Real estate investing carries all kinds of potential benefits along with a slew of inevitable problems. The hard facts that properties do not maintain themselves; that good tenants do not pop up out of the blue; and that codes and ordinances require active compliance demand time and attention on the part of landlords -- or their designees. In reality, real estate represents passive income insofar as owners share some of that revenue with active managers. Yet some property managers, or management companies, will fit better with your holdings than others. So, what sort of criteria should determine who you select?
Does a Property Manager Competently Screen Tenants?
Every landlord seeks occupants who pay their rent on time, every time. Equally important are tenants who are responsible with the space they lease and live up to lease terms honorably. Does the manager run credit and criminal background checks? Does the management company thoroughly verify employment? Are rental history and character references part of the vetting process? A key principle among property managers is that the more exhaustive the investigation on the front end, the fewer problems a lessee will pose in the months -- and hopefully years -- of tenancy to follow.
How Does the Management Determine Acceptable Rent Levels?
Owners of income real estate are, of course, looking for revenue for added home value. Ending a month in the red is contrary to the whole enterprise. Knowing this, it is reasonable, even necessary, to inquire as to how a manager calculates optimal rent for each unit. Bear in mind that the landlord has the final say; nevertheless, a management company should make a credible recommendation based on comprehensive market research. Key to this figure is collection of nearby rent amounts from comparable properties of similar home value. Along with an understanding of what kind of income stream a landlord is anticipating, the manager can set rates that are profitable while still attracting tenants.
How Many Properties Does the Company Maintain in Its Portfolio?
It is important that a management company carry a sufficient number of locations to demonstrate the confidence other owners have. This, however, should be balanced with a sense of proportion, i.e., sometimes managers agree to too many clients and become short of time and resources. One way to estimate a manager's carrying capacity is to talk to other landlords on the client list to gauge their satisfaction.
Type of Income Property
An owner might have one single-family home or a number of them. There may be two-to-four family residences among the landlord's holdings. Commercial properties present unique challenges as do apartment buildings. It makes sense that a good fit as a property manager should have experience -- successful experience -- with the same types of assets that a landlord possesses. Just as central is with whom the manager networks. What contractors does the manager or company rely on? What law firms? What payroll firms? These vendors should have like experience with specific types of property.

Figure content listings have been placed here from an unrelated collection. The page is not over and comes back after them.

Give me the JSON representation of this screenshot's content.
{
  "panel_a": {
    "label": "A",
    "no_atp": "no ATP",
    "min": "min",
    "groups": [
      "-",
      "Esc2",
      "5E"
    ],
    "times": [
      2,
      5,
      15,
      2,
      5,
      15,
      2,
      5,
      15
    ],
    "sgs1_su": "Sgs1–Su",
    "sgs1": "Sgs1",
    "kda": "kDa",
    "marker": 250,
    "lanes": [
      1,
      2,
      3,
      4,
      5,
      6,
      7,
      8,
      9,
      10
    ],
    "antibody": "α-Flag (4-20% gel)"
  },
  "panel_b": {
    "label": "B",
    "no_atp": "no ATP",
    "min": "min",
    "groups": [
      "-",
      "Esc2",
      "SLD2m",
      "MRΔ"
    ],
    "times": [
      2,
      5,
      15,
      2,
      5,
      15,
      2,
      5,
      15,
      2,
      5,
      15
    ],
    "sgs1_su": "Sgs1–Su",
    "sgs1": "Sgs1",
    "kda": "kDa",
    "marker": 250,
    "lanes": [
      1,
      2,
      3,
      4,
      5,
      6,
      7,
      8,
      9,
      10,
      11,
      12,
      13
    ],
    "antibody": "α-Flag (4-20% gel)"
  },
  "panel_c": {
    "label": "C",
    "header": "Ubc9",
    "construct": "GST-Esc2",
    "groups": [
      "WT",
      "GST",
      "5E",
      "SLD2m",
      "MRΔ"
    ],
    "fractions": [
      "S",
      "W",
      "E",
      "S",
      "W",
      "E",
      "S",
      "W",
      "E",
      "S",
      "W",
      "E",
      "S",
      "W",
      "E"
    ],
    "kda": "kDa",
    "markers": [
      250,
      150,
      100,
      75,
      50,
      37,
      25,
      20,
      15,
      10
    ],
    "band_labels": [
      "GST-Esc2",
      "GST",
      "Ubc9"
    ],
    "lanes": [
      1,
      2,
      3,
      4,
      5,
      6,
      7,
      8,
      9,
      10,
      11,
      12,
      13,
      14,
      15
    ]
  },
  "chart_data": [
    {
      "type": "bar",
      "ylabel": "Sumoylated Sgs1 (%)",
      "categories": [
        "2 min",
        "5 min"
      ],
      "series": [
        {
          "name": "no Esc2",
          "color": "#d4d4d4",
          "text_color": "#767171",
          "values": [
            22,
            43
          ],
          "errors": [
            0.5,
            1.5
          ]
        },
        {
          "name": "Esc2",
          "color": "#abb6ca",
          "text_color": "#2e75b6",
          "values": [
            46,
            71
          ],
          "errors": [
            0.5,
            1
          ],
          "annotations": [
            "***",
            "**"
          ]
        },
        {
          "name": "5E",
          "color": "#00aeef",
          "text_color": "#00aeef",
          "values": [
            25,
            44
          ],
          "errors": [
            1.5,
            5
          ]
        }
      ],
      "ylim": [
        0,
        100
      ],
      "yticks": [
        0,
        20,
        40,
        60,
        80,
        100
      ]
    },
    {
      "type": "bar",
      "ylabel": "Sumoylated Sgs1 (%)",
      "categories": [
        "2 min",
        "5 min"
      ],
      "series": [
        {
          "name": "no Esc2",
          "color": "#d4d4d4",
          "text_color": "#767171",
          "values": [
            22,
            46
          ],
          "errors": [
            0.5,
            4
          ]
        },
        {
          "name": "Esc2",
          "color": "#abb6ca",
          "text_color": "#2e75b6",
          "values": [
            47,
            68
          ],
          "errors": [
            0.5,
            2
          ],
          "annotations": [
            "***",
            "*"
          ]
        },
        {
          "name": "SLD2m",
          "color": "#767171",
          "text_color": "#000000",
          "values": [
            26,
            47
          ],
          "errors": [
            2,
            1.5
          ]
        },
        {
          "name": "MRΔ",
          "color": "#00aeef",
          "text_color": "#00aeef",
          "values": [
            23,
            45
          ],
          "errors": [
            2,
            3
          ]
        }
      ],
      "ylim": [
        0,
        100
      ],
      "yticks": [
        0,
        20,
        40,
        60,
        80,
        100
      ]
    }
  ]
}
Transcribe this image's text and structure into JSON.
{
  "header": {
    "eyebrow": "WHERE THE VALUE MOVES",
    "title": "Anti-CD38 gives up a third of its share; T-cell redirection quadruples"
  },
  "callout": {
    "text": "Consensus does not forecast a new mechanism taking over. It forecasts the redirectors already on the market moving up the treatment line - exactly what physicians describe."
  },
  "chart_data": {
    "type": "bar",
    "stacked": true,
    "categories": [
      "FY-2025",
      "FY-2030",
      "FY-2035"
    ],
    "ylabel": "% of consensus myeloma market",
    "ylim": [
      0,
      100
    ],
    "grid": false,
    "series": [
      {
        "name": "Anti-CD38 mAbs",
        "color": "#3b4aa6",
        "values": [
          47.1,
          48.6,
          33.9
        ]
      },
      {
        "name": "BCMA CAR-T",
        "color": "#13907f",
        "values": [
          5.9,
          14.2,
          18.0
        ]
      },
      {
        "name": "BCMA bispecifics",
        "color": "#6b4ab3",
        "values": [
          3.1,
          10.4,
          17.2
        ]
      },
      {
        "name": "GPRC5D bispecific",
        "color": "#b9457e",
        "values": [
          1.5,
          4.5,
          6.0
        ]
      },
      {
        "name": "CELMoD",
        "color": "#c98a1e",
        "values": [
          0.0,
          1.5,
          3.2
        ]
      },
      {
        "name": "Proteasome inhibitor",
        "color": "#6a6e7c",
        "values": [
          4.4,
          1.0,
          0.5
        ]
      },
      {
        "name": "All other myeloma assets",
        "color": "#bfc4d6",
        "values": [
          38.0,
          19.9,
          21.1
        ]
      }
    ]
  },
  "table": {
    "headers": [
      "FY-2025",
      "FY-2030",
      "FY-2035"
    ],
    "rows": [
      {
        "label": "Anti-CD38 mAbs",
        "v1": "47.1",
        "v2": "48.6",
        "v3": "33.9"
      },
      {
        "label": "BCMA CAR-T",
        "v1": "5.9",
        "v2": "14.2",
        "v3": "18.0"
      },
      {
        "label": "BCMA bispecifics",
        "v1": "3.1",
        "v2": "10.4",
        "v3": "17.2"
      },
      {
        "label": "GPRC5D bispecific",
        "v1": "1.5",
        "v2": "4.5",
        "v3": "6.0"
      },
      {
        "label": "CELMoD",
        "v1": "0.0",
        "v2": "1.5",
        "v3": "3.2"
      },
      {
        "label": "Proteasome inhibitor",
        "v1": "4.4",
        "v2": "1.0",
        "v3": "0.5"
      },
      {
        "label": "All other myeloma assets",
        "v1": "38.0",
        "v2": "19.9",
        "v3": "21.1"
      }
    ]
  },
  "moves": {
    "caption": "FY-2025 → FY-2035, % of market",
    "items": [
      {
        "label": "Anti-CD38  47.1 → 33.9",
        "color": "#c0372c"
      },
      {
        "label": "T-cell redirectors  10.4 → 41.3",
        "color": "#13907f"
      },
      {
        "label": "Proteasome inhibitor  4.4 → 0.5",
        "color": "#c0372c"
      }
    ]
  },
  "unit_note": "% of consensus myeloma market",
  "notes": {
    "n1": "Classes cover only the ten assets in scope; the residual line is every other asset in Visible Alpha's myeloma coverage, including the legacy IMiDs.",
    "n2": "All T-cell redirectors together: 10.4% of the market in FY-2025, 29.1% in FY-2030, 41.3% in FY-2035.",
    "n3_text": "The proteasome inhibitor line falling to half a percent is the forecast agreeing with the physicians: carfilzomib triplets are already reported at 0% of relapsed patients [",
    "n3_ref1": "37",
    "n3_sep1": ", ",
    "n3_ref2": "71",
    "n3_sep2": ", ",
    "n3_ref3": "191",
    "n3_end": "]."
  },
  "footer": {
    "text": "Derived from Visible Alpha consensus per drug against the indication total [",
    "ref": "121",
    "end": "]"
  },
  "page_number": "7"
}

Quality Level of Maintenance and Repairs
Management companies can ask for up to 10 percent of monthly rents in fees. Landlords want to confirm that:
1) The maintenance program keeps emergency repairs and replacements to a minimum.
2) The contractors employed are fully reviewed and retained on the basis of superior performance.
3) Contractor pricing is in line with industry standards in the local area.
4) The manager oversees a competitive bidding process.
5) The manager assumes the role of general contractor while work is ongoing.
Do Not Discount Professional Certification
Many management companies and individual property managers -- often licensed realtors -- carry certification from the National Property Management Association (NPMA) or a regional accrediting agency. Although no laws demand such credentials, NPMA certification, in three degrees, demonstrates technical competence, peer recognition and added value to the manager's work.